When we also consider the relative cost of violent uprising v nonviolent civil society resistance, we can predict that, generally, having few marketable, exportable valuable resources might make nonviolence more likely.

Bannon and Collier (2003) affirm that certainly having rich natural resources favors violence: "Violent secessionist movements are statistically much more likely if the country has valuable natural resources, with oil being especially dangerous" (p. 5).

These are not immutable rules, just probabilities. We see the results in the last year, certainly, though not perfectly. The countries with the most civil strife that also have rich natural resources--Libya is the salient example--tend to get outside financing for the rebellion. Nations without much fungible natural resource booty--e.g., Egypt--are on their own and tend to be more reliant upon nonviolence. This is not a perfect predictor, but is a variable of importance.

Even Hollywood gets at least some of this. In the film The International, the evil banks are financing an African warlord who, sure enough, tosses over his nation's government, and is then in debt to the bankrollers who expect considerations when it comes to cheap human and natural resources. The banker is explicit in a confessional conversation when he notes that, "whoever controls the debt, controls everything.” The other relevant filmic moment is from the 2006 movie Blood Diamond, when an African village is laid waste by a battle and an elder later comments that it is terrible, but just imagine how much worse if they had oil.

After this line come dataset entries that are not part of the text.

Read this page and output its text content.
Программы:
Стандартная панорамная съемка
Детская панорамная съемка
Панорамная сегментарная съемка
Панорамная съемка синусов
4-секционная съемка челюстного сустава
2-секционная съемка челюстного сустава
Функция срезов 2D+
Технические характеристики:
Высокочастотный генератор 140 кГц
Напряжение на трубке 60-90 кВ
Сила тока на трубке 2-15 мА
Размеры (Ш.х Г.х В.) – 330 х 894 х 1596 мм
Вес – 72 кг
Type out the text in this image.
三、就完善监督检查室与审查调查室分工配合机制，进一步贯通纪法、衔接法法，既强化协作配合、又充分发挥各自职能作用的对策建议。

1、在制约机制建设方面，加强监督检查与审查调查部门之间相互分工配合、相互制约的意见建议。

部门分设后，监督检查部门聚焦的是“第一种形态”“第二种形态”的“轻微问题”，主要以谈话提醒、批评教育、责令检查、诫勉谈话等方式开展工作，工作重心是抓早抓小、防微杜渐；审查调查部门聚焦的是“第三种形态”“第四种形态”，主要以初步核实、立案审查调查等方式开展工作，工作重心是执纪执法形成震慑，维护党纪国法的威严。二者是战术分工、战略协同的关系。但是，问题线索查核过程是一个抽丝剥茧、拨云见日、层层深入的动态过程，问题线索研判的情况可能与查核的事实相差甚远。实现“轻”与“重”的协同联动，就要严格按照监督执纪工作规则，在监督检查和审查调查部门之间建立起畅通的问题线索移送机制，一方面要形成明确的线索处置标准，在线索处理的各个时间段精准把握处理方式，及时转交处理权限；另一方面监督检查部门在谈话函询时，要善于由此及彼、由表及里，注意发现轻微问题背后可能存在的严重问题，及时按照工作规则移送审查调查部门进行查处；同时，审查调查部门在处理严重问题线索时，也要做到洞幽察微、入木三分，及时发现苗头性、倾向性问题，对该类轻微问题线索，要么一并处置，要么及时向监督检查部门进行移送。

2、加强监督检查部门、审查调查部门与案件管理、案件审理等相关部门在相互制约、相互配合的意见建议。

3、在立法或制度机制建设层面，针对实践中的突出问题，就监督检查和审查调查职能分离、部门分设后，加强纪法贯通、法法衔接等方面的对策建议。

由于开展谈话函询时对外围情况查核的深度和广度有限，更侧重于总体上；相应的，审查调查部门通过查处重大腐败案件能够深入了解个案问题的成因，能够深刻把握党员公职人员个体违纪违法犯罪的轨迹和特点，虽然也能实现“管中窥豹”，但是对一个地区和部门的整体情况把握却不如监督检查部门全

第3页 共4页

And so we are challenged in the field of conflict forensics to understand the infinite variables in their particular contexts so that we can try to promote a transformation to nonviolence. That has become the paramount project for all who would attempt to help prevent the bloodshed that accompanies too many of our human activities in this era of rising population, diminishing resources, globalized arms production and corrupt financing. It is a very big challenge and loss is not an option unless a terrible crash of human society is an option. Nonviolence is our only hope and studying its openings and opportunities is our duty.

References

Bannon, Ian and Collier, Paul (Eds.) (2003). Natural resources and violent conflict: Options and actions. Washington DC: The World Bank.
 
Chenoweth, Erica, & Stephan, Maria J. (2011). Why civil resistance works: The strategic logic of nonviolent conflict. New York, NY: Columbia University Press.